By now, regular readers are familiar with this ongoing saga, which I still believe will end in a fairly deep profit contraction by the time the final chapter gets written.
When you think about the outlook for earnings amid persistent calls for crimped profits, it’s important to note that we’re nowhere near the average when it comes to the timing of a typical earnings recession vis-à-vis the revision cycle. The figure (below) illustrates the point.
These episodes are painfully slow to play out, with the exception of 2020 (for obvious reasons).
“Prior earnings recessions have taken 15 months to materialize, on average,” Morgan Stanley’s Mike Wilson, who harbors one of the more pessimistic outlooks for index-level EPS in 2023, noted. “While it feels like this downward revision cycle has been in process for a long time, we’re only about four months in from the early-July peak in numbers,” he added.
Read that again. It’s been just four months since peak forward EPS. During the financial crisis, it took 18 months for forward estimates to trough.

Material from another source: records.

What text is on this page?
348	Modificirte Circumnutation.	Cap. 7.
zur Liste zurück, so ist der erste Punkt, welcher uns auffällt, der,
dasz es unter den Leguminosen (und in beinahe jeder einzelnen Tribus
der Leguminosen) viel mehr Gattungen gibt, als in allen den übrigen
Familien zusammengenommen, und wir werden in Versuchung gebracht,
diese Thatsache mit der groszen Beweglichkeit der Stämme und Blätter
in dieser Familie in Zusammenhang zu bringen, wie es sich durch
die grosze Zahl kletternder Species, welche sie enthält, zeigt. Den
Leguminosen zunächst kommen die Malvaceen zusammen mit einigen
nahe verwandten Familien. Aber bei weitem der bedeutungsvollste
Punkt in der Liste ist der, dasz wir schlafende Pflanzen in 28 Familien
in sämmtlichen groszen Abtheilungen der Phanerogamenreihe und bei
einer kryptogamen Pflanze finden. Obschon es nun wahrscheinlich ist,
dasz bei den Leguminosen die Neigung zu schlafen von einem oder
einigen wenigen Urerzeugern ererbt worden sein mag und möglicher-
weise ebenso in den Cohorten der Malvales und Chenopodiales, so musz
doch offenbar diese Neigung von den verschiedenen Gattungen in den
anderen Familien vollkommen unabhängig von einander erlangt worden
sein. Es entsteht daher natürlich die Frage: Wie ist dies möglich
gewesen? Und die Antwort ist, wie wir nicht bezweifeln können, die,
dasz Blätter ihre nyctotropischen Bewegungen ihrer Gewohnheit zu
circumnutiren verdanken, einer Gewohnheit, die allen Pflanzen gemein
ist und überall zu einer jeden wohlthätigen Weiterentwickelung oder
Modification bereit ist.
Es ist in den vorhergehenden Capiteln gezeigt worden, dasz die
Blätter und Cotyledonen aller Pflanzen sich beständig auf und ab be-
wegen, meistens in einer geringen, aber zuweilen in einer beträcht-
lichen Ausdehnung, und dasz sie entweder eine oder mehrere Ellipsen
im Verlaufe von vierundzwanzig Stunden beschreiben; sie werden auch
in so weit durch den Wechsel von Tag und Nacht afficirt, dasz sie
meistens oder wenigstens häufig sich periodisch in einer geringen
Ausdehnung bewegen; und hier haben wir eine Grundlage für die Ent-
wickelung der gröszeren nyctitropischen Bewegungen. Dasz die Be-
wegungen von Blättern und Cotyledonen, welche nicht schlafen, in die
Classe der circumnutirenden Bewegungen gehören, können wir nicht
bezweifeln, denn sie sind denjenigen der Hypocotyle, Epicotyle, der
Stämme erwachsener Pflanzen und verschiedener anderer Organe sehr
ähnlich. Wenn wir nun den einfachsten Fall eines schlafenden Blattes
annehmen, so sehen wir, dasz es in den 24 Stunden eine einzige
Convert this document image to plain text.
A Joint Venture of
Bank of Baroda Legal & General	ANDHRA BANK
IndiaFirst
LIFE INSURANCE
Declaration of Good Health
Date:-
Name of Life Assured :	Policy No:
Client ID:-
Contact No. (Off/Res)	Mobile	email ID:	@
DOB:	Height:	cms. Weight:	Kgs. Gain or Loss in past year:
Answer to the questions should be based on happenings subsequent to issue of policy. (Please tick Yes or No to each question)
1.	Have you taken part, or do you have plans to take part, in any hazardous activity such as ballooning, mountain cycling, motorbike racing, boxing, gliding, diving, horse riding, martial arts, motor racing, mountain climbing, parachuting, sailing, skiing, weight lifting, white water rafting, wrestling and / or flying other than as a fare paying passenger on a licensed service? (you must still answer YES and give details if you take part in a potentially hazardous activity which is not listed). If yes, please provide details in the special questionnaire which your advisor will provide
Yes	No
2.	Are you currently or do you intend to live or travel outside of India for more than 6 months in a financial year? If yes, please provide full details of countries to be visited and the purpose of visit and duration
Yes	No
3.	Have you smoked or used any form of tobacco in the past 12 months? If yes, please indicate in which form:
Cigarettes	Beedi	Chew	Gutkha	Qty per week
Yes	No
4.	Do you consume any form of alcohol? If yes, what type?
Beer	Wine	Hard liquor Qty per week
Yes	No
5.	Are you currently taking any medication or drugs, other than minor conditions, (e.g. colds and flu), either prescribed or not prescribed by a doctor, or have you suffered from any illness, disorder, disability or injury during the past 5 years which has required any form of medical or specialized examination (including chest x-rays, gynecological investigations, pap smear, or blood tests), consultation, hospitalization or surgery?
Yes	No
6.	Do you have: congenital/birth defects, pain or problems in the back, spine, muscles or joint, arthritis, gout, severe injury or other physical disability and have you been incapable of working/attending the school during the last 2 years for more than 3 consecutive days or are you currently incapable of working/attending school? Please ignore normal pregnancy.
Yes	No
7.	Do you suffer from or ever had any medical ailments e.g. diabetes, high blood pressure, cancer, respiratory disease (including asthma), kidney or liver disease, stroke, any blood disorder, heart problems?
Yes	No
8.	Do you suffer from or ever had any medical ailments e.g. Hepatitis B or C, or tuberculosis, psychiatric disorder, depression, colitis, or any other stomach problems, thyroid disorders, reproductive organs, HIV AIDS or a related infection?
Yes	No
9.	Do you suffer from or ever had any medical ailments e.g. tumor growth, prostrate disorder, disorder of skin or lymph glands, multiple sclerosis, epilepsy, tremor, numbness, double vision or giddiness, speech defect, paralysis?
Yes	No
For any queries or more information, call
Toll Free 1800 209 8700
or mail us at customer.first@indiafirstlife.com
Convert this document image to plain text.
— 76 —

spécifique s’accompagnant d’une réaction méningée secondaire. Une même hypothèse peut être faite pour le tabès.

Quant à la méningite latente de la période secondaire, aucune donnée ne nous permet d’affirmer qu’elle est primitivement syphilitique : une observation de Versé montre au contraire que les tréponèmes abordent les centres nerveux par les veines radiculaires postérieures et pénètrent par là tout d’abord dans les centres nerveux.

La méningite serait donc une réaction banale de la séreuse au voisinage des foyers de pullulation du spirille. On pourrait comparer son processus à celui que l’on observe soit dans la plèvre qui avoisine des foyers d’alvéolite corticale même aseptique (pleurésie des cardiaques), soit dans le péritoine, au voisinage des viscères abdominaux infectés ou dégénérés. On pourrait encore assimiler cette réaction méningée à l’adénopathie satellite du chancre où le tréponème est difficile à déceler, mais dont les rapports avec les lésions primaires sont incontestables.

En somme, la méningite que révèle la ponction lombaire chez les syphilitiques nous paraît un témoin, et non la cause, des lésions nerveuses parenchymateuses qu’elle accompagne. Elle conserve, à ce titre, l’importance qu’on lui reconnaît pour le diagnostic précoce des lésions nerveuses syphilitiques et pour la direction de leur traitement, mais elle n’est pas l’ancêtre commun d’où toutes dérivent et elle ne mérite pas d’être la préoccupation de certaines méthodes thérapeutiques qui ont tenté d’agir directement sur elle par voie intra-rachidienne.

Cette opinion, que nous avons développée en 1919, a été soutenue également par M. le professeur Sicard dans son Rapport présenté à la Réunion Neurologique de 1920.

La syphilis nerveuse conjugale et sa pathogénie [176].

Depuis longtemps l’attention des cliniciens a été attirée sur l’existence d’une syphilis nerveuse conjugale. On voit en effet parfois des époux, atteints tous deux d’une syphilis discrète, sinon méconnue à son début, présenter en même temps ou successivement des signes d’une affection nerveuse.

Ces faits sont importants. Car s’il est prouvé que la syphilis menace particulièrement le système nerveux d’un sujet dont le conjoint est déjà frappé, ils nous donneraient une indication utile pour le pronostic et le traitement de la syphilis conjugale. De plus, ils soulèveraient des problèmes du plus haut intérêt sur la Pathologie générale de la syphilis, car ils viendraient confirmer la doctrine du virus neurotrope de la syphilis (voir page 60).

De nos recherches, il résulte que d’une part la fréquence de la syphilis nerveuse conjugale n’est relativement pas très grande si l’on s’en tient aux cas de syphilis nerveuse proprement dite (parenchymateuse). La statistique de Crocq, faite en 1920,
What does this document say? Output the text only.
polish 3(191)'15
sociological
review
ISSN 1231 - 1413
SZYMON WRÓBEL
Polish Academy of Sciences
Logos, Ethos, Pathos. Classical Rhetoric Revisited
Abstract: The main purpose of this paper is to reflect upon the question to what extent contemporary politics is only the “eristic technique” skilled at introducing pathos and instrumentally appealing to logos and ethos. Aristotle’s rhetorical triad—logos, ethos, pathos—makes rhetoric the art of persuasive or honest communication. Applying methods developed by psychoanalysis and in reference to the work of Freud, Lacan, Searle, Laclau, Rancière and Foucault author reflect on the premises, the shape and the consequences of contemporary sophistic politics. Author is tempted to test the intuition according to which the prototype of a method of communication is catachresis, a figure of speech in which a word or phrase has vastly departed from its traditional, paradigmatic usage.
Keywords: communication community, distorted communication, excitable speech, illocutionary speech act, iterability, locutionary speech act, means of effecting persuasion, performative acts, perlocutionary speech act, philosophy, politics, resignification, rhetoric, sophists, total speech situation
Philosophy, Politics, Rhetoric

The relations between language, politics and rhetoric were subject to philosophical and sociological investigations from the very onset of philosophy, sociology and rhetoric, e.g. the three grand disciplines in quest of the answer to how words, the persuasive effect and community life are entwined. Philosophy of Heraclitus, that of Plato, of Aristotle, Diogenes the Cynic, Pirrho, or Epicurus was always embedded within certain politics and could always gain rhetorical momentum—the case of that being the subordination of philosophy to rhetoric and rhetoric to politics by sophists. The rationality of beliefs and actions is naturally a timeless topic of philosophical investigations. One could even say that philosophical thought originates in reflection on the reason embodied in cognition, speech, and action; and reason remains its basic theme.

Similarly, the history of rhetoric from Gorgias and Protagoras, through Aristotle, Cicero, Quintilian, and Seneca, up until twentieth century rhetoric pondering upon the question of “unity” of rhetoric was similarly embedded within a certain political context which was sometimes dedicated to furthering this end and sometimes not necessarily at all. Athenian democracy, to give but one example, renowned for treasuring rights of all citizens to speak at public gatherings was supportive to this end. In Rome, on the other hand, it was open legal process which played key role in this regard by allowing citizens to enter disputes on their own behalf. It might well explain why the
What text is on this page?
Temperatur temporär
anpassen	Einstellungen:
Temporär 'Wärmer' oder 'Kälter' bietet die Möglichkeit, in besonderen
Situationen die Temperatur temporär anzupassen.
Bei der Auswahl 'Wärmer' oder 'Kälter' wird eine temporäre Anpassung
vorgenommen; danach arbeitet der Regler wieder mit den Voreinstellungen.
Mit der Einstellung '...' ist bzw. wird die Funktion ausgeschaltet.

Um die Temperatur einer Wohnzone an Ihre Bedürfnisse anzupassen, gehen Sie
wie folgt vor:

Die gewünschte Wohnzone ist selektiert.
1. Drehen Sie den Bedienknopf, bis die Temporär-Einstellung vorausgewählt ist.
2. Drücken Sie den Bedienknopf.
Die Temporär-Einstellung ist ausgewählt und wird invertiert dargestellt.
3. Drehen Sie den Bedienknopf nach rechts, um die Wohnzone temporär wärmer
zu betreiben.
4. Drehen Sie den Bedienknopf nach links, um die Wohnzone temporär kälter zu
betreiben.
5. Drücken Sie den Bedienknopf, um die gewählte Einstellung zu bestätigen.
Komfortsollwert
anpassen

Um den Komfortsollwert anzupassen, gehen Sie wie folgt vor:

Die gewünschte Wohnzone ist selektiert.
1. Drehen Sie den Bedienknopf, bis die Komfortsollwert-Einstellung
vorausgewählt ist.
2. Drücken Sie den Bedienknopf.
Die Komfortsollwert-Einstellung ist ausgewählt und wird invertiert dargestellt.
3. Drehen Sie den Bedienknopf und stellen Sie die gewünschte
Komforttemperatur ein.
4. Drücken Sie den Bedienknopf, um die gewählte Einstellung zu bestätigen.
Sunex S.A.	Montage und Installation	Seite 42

There’s no mystery as to what “informs” (or misinforms) the lag. “It typically takes time for bottom-up consensus expectations… to reflect the top-down earnings risk,” Wilson remarked, noting that consensus is “informed by corporate views.”
Of course, management isn’t excited about delivering bad news to shareholders, so you can’t depend on the C-suite to be ahead of the game when it comes to tipping the market off on nascent macro risk and the implications for corporate bottom lines.
But company analysts are, ostensibly anyway, supposed to flag such risks to investors. If they’re taking their cues from management, they’ll be behind the proverbial curve, which raises uncomfortable questions about their usefulness.
Wilson went on to say that “the market discount[s] earnings downside somewhere between ~40-50% of the way through the EPS compression,” suggesting markets will fully price the EPS move during the first quarter when, as Wilson also noted, companies will be guiding for full-year 2023 EPS alongside Q4 2022 results. That, he said, is “a negative catalyst in our view.”
Remember, though, the market rarely assigns a trough multiple to trough earnings. If there’s a saving grace in the above, that’s it.